So I’ve noticed on a few projects now that most meshes that come in “posed” from a 3d app as an obj have issues with symmetry in zbrush (3.12 -3.2).
I did a test this morning with one character and it found 88% pose symmetry on the base cage. But as I divided up the mesh in zbrush changing nothing, the accuracy fell. Lvl 2 was 66% or so. I’ve seen this a few times now where its fails to find symmetry on lvl 2 or 3 all together and finds 100% on level 0. If aurick could explain how it “thinks” that would be great.
I have aproject on the go at the moment that involves 10 posed characters interacting and I’m been realy scratching my head how to work. I would like to pose everything in modo and figure out the layout of things but that would result in characters away from the origin. I’ve been considering morph targets, or 3d layers for posing and the mesh being fully symmetrical for the sculpting. But im worried about what kind of results i’ll get with a few poses using transpose.

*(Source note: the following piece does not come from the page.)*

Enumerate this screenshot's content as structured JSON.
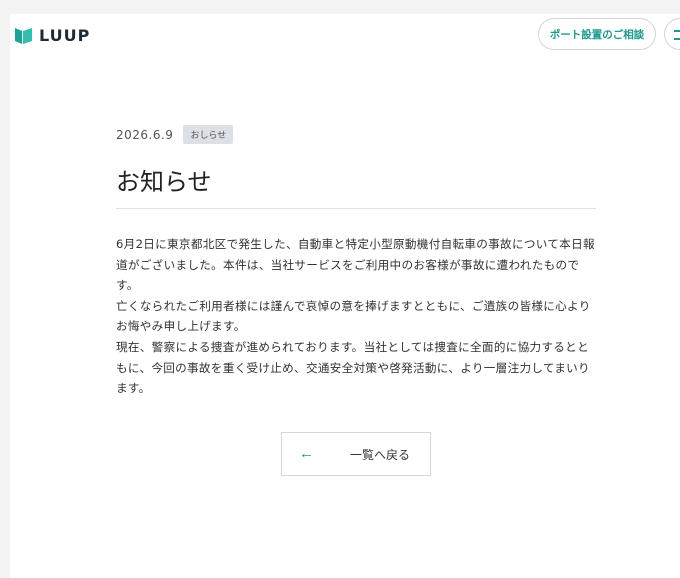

As much as I like transpose I did not want to use transpose to pose my characters, because in some cases there is just too much torsion on the joint so I’ve broken off the limb and sewn it back on in a more friendly orientation (hence the 88% symmetry found on that specific mesh). Pose symmetry seems like a bit of voodoo at the moment so I’m hoping 3.5 or 4 allows you to define a moveable/rotatable symmetry plane or atl east lets you pick an edge loop like mudbox 1.0 did.
Does anyone have any workflow sugegstions? I’m starting to think totally symmetrical base mesh and then to transpose is the path of least resistance.
Ideally I could have my characters all over the place interlocked and posed but it seems working at arbitary locations and off axis is a big issue.